Let the people breathe!
Currently, there appears to be progress on issues in that country. It may take long.
Wars, dictatorships, religious convictions, sexual oppression, class warfare, a difficult childhood, events of physical and emotional assault, are trauma. They all “scar” the physical body too.
A constant sense of danger in the sympathetic nervous system layers up, keeping the body actively contracted, ready to run or fight. You can’t address trauma, and you can’t address chronic contraction, without understanding the body’s mechanisms of ‘incorporating’, to survive.
Chiropractic, most massage techniques and other therapies fail in that understanding. They can’t go into those deeper layers of defensiveness and touch the sympathetic contraction the right way. So, they don’t convey safety and trust, to let go.
The Functional Muscle Manipulation bridges the gap between psychotherapy and the physical manifestations of emotional pain, withdrawal and trauma. It also works well in tandem with psychotherapy and trauma therapy.

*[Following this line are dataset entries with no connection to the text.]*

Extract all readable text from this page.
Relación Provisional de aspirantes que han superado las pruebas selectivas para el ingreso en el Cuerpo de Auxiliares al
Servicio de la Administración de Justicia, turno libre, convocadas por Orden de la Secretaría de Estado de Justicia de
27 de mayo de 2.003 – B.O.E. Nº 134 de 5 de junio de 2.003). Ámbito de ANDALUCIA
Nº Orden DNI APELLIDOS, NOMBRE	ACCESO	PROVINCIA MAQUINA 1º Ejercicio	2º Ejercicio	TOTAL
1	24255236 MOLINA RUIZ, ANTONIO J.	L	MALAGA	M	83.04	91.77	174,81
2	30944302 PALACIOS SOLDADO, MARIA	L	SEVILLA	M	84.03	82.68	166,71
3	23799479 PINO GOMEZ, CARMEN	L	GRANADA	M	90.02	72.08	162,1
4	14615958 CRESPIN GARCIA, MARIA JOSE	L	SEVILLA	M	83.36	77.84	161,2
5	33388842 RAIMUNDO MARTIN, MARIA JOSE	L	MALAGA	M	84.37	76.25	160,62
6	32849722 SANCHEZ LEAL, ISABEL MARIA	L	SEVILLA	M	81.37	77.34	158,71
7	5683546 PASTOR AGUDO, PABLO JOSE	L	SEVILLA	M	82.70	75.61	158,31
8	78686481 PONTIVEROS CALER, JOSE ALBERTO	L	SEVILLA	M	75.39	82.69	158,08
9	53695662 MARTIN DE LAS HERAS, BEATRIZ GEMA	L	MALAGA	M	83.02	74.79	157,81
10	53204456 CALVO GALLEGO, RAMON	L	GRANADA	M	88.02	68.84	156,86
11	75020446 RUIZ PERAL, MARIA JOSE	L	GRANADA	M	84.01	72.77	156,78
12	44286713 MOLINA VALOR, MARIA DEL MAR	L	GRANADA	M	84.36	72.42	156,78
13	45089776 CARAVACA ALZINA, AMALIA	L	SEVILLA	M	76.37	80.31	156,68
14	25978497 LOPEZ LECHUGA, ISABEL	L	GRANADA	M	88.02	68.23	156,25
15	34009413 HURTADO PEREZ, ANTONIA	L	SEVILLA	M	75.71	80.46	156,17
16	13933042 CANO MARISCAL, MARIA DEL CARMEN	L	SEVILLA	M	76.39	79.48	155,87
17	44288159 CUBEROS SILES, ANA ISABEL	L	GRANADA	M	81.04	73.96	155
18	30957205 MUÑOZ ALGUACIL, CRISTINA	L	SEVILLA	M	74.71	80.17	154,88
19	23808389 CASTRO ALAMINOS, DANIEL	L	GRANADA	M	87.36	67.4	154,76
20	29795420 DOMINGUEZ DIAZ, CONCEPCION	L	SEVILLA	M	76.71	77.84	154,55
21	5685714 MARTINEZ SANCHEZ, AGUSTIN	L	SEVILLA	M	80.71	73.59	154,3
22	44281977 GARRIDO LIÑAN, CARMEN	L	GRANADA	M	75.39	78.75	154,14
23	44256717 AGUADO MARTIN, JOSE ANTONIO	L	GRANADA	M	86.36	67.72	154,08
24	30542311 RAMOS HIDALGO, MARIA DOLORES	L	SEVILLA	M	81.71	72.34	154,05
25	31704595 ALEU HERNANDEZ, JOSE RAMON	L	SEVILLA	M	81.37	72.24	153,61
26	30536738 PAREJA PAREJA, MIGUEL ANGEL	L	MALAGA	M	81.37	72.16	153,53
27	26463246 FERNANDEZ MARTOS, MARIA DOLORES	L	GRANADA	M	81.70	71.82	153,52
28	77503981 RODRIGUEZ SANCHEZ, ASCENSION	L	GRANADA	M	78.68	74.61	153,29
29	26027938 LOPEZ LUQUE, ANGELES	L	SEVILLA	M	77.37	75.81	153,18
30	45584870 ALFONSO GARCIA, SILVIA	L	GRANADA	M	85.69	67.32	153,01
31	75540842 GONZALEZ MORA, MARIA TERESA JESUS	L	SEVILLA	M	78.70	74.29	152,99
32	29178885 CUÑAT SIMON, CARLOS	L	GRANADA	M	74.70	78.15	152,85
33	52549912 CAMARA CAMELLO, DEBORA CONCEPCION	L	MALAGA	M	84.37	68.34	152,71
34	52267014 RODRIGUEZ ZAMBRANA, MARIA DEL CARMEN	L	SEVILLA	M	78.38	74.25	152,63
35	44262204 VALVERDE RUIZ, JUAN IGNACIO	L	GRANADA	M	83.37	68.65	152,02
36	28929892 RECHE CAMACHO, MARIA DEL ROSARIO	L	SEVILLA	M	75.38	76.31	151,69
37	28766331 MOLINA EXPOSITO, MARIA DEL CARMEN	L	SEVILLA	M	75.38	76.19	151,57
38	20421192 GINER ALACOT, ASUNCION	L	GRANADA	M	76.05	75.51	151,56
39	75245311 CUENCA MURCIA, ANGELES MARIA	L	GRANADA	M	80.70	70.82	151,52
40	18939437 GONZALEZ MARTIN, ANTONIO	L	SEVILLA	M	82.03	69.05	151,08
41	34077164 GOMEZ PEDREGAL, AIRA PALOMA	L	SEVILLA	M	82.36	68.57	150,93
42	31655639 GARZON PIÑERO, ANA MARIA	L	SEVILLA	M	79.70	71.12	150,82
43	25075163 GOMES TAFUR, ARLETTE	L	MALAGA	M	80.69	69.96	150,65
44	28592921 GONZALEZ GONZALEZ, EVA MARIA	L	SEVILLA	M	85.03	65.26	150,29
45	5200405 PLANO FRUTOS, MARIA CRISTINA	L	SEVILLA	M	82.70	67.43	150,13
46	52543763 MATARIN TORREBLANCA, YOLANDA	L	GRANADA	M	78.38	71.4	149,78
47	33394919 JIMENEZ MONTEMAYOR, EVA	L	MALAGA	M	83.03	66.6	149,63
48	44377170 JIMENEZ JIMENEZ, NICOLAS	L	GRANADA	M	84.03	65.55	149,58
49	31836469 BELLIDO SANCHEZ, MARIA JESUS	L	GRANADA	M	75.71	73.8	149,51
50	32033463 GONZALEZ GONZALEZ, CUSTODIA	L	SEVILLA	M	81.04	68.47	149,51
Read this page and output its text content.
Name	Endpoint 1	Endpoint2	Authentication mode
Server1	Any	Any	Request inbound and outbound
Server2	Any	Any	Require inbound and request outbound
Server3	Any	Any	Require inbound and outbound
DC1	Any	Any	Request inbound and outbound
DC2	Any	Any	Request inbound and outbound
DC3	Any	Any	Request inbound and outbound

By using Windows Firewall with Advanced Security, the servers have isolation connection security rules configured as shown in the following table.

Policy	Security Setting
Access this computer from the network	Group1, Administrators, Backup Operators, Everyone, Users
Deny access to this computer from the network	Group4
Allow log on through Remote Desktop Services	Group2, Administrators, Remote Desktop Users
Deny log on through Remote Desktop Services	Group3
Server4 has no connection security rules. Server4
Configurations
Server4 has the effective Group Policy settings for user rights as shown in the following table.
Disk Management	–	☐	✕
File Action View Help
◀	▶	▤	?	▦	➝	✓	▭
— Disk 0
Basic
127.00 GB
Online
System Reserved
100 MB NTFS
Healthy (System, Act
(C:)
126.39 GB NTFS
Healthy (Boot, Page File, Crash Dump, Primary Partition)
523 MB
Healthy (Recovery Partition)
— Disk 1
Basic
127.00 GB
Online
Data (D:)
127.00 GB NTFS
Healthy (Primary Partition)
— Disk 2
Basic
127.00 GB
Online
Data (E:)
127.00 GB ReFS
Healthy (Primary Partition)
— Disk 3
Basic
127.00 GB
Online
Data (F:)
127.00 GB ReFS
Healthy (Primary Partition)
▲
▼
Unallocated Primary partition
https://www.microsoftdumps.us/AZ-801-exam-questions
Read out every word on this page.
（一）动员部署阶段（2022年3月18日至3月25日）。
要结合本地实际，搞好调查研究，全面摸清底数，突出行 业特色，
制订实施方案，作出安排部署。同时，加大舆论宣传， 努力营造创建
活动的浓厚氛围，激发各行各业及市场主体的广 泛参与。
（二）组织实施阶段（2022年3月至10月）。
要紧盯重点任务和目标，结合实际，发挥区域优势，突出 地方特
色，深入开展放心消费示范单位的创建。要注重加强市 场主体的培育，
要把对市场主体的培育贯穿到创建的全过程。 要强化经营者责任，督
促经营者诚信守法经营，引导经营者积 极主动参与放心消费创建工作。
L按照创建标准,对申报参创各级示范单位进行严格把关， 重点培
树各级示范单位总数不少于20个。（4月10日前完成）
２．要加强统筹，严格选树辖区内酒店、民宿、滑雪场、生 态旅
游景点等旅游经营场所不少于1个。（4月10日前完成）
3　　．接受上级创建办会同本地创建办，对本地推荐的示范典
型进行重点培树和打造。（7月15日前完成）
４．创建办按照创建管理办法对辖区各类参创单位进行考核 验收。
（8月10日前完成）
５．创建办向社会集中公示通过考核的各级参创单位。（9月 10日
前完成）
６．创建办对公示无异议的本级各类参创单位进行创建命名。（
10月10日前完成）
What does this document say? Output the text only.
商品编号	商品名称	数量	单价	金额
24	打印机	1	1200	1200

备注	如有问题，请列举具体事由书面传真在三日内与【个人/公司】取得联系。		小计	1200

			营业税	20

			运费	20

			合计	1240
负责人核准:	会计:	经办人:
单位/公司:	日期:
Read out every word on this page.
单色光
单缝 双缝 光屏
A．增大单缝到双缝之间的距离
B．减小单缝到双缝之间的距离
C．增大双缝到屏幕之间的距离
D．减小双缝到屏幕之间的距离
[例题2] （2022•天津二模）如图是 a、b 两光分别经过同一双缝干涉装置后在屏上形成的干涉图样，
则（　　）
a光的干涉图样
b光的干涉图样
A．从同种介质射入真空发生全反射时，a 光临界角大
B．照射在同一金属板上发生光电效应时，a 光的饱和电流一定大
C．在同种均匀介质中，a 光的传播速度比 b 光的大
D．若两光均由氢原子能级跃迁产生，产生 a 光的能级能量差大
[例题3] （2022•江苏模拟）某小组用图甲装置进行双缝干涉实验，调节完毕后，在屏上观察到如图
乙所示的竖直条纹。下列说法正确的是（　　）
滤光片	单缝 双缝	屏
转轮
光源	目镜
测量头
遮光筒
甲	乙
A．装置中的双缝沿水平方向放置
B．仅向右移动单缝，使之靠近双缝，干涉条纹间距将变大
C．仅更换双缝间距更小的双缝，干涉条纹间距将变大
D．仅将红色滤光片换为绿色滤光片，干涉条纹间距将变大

I wish it would somehow also be allowed to work in conjunction with a socio-political reform.
(1)
Radiculopathy is nerve injury or damage to nerve roots in the area where they leave the spine. Although chronic muscle contraction in the area of the nerve root is understudied as a cause of radiculopathy, muscle contraction IS mentioned as a possible cause of nerve impingment. Mayo Clinic: “muscle or tendons may compress a nerve.”
In my experience with the use of the Functional Muscle Manipulation for over 3 decades, almost all neuropathies I treated responded to 100% results (healed), by treating the deepest muscle layers at the root of the affected nerve, without any treatment at all in the peripheral area where the symptoms manifest. In the example of the Princess of this article, the focus of work was between the C5 and T1 verterbrae, with most emphasis on C7, and no work on the wrists. Convincing the sympathetic nervous system to allow the deepest layer of muscles of the spine, multifidus and rotators, to release their tension, has allowed the brachial nerve stemming from those vertebrae to start healing.